Reconciling Visits Home
Updated: Jan 4, 2020
I remember being 18 years old and dying to leave home – the North. I needed to get out, move as far away as I could, be on my own, not look back, leave behind the pieces of me I didn’t want to remember, discover the bigger and better. Don’t get me wrong, I loved the North, but my connection to it was jaded by memories and thoughts rooted in child and adolescent trauma, and the actions and mistakes of a teenager who didn’t yet know who she was.
Visits home since leaving have been a complicated thing. Living so far away, Christmas and summer have been the only occasions in the year where I make the 5,000km trek back to forest and ice. My first year away at University I made it back for the full summer, the second year I planned to stay for the entire summer but left early, the third year I made it back for a week, and the fourth year I didn’t make it back at all. This time around I was ready. I booked a three-week trip, and it was going to be different.
A lot changes in five years. Family changes, perceptions change, circumstances change, I change, people change (well most). The dynamic of home even changes, but… the North, the place, doesn’t change too much. And that’s what makes visits home complicated.
I feel like there are two types of people: people who can stay in one place forever and people who need to run away, to find themselves through a change of scenery. Being the latter person, I have learned to find myself among new faces, new places, new spaces, new experiences, new, new, new. So with each new growth, adjustment and change in self, looking backwards becomes a really scary thing.
There were a lot of things I needed to heal from in leaving home, and the work since has been immense. For people who run, we fear the past. We fear what we ran from. Visits home mean throwing yourself into the past – into the middle of everything you intentionally (or even unintentionally) left behind. You change, but your past doesn’t, and coming home means coming face to face with those skeletons.

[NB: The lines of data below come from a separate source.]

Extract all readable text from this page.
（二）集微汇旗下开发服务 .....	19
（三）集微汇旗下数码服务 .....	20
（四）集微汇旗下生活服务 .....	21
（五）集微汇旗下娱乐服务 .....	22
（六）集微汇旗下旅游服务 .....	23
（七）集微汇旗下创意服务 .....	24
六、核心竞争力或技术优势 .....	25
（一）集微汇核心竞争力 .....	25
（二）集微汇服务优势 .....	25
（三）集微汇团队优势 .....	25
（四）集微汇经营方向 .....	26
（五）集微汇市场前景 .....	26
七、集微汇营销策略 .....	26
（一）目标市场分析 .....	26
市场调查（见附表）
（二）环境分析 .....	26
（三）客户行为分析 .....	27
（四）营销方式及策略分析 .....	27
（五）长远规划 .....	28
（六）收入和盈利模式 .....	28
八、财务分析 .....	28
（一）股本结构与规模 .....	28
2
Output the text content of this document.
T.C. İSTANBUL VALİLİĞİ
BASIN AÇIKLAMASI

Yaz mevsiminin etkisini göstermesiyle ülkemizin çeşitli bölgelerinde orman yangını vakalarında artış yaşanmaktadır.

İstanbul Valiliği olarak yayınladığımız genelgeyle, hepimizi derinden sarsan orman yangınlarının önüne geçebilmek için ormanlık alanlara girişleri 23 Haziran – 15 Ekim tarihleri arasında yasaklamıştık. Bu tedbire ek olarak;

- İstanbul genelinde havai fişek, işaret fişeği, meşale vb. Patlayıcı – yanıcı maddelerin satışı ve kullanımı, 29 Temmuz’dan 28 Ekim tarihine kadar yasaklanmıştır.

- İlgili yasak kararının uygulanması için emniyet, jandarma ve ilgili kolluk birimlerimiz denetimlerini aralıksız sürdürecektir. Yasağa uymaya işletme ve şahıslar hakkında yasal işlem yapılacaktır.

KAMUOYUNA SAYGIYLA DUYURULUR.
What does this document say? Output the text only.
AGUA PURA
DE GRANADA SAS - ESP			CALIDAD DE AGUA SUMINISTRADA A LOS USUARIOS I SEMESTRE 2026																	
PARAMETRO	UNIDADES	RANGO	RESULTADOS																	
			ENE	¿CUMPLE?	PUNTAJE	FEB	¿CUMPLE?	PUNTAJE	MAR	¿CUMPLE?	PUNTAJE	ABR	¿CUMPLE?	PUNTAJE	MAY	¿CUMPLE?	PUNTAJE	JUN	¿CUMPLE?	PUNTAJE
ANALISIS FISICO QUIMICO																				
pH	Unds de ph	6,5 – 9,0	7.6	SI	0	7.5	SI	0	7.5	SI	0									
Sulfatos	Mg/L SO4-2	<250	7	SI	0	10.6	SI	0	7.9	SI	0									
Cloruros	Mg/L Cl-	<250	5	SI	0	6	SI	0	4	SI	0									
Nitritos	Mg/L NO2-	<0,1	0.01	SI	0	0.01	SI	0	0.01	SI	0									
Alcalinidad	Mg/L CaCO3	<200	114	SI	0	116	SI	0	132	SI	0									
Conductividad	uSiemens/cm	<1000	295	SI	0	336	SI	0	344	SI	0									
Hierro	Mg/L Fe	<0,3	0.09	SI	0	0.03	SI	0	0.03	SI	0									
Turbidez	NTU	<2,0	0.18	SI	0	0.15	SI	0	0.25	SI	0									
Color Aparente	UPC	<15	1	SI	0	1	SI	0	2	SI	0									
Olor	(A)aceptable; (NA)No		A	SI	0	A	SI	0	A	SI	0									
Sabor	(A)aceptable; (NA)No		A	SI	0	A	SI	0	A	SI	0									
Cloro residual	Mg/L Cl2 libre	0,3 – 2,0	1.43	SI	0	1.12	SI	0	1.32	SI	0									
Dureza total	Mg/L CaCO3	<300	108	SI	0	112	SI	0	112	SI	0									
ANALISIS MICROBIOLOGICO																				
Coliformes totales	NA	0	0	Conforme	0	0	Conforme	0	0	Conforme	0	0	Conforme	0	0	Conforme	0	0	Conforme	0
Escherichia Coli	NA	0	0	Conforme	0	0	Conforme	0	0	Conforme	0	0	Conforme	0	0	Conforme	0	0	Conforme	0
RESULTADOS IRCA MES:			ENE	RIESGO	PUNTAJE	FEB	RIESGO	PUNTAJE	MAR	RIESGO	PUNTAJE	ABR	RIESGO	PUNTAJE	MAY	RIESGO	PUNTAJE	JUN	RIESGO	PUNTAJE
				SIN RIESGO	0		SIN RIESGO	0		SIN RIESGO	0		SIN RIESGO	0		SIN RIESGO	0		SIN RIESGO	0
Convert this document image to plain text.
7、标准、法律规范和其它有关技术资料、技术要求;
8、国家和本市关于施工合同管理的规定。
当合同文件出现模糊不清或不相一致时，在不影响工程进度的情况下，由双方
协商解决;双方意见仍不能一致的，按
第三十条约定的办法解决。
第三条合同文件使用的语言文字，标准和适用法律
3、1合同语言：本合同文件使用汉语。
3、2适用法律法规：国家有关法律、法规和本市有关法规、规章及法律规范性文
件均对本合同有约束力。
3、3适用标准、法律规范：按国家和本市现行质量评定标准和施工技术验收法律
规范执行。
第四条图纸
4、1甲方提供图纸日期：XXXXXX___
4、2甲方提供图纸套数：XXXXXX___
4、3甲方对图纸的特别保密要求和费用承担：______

I especially think visits home as people who:
Have experienced trauma.
Have hidden true selves.
Have families that split apart.
Have come out.
Have lost touch with culture/language.
Are that much harder, complex.
Hometowns, home schools, home streets, home parks, home bars, home faces, and homes are all triggers. Faces, places and spaces are triggers. In small towns and communities, these triggers are unavoidable. They wait, familiar to the senses, and like a time machine, transport you exactly to where you were when you left running.
My recent visit, though, had me in a less familiar state - a state where I felt ready, and in fact, even yearning to be home. The readiness being on account of having concretized my identity and healed enough to a point where skeletons no longer make me (that) afraid. Sure, triggers remained, but there was no head hanging, turning away, avoiding, or the desire to hop back on a plane and get the f*** out.
My visit home became beautiful. A place of reflection, reclamation, and love.
When you get to a point in your life where you stop running, standing in the moment becomes something you want to hold onto forever. Home appears different.
I accept myself. So I accepted the past.
I learned forgiveness. So I forgave those who hurt me.
I’m proud of who I’ve become. So I was proud of the place that raised me.
I love myself. So I loved the connections that remained, despite.
I grew in truth. So I remembered the things I missed most.
I stand tall. So I acknowledged the roots that still hold me.
I stopped seeing home as an enemy to struggle against and be defeated, and instead now see it as a long lost companion who knows my vulnerabilities and is ready to welcome me with open arms – an embrace that is familiar, not perfect, but just what I need at that moment.
Next year, instead of three weeks, maybe I’ll plan for four.